Greetings, everyone. It has been a busy past few weeks for me and I had meant to update the blog sooner. However, the timing couldn’t be better for this post!

I just received my latest energy bill which recorded electricity usage from June 25 to July 27. I was eagerly anticipating it so I could compare it to the previous month’s bill.

As many of you have also been wondering, I was really eager to see what it costs to keep the Taycan juiced up when charging from home.

I took delivery of the Taycan on June 26, meaning the latest bill is measuring based on exactly one month of ownership, which worked out very nicely.

Comparing this latest bill with the previous month’s bill (May 27 to June 25) yields rather encouraging results as far as costs are concerned. I’ve posted screenshots of them below.

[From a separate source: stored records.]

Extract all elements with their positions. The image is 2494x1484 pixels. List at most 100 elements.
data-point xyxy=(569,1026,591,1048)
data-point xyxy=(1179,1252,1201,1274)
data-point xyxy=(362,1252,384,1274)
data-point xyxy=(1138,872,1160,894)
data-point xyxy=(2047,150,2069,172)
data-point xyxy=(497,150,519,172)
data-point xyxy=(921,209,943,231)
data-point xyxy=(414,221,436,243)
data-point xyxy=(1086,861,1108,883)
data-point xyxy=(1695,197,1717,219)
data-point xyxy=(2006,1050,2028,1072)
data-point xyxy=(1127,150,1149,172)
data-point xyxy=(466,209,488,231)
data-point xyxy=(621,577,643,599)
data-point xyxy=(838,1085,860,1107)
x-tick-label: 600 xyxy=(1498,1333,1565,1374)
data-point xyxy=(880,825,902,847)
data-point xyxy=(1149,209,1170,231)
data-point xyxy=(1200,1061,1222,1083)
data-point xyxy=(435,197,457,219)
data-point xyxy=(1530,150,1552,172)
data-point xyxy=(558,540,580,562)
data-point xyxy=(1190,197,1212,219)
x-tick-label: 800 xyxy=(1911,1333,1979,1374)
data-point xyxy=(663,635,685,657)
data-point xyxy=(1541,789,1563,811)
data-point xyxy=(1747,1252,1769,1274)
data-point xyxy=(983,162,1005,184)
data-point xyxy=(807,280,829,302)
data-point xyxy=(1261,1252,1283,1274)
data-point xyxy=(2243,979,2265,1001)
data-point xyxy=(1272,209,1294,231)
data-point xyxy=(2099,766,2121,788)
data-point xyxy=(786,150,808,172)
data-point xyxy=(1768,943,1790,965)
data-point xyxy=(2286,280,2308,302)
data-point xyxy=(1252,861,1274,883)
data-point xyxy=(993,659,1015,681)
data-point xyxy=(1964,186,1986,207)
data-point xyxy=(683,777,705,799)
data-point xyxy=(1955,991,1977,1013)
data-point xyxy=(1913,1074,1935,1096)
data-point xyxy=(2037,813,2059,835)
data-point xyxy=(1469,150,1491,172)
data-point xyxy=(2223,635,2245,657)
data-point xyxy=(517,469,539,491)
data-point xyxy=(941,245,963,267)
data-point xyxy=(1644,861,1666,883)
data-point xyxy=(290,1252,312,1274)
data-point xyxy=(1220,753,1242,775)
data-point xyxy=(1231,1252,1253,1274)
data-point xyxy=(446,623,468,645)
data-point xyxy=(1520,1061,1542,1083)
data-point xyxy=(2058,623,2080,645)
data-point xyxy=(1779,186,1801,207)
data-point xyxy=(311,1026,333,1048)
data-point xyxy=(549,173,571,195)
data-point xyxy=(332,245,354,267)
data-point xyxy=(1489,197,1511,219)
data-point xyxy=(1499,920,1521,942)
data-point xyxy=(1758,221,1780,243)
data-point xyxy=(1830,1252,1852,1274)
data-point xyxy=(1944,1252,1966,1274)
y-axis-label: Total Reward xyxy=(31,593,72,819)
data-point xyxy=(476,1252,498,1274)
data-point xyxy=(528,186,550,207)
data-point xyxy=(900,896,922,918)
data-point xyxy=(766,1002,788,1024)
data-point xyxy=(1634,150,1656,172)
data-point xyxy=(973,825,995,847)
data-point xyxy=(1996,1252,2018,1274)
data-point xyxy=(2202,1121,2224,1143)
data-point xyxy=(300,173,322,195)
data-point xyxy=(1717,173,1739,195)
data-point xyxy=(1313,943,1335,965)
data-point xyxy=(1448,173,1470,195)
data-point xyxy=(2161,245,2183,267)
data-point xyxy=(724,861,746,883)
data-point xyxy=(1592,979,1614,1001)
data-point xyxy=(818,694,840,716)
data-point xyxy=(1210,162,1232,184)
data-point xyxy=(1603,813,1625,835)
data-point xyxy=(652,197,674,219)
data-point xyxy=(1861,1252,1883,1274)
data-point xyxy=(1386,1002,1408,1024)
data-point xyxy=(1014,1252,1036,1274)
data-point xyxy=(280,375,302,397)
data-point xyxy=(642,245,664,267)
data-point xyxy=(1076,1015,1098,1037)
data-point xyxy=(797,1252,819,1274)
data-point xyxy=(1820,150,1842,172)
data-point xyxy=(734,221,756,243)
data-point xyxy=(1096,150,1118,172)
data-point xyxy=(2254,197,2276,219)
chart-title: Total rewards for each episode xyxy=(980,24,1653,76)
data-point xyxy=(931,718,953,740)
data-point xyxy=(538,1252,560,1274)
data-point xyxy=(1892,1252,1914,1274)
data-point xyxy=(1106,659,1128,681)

First, note the following disclaimer:

  1. I drove the Taycan nearly 3,000 km in that one month time span, doing all charging from home besides this one instance.
  2. I only charge up to 85% of maximum, as is recommended by the Porsche Connect app for promoting battery longevity.
  3. The last actual reading on the meter was taken on June 25, which means that the usage measured up to July 27 is a current estimate.
  4. The readings are for my whole household, not just for charging the car itself.
  5. I live on my own and also work from home, so there shouldn’t be any other influential variables at play when comparing these two summer months (i.e. electricity consumption during the cold winter months goes way up, for obvious reasons).
  6. I’m aware that a larger sample of data will be required to make a more definitive comparison. I will provide a longer term study for this after more time has passed. If the July 27 actual reading is way off – which I will probably know by the next billing cycle – I will also share the findings.
  7. Sensitive information has been erased for privacy reasons…duh.

 

May 27 – June 25: 227 kWh, $57.95

 

June 25 – July 27: 249 kWh, $65.02

Conclusion

As you can see (with all other things being equal), it only cost me an extra $7.07 for the month in which the Taycan became one of my household appliances. I realize there are many things still yet to be determined – as I outlined in the disclaimer – but this is certainly not a bad start!

Here’s some food for thought. For a comparable (performance-wise) sports car here, it would cost about $80 CAD to fill up a tank with Premium gas which would let’s say…. last roughly 500 km, which is quite conservative. To get that same 3,000 km on the odometer as I did in the Taycan for that month, I would’ve paid [$80 x 3,000 km / 500 km] = $480 in fuel costs.

I think it’s pretty safe to say at this point, that the savings an electric car can net you are potentially significant when comparing electricity costs vs. fuel costs.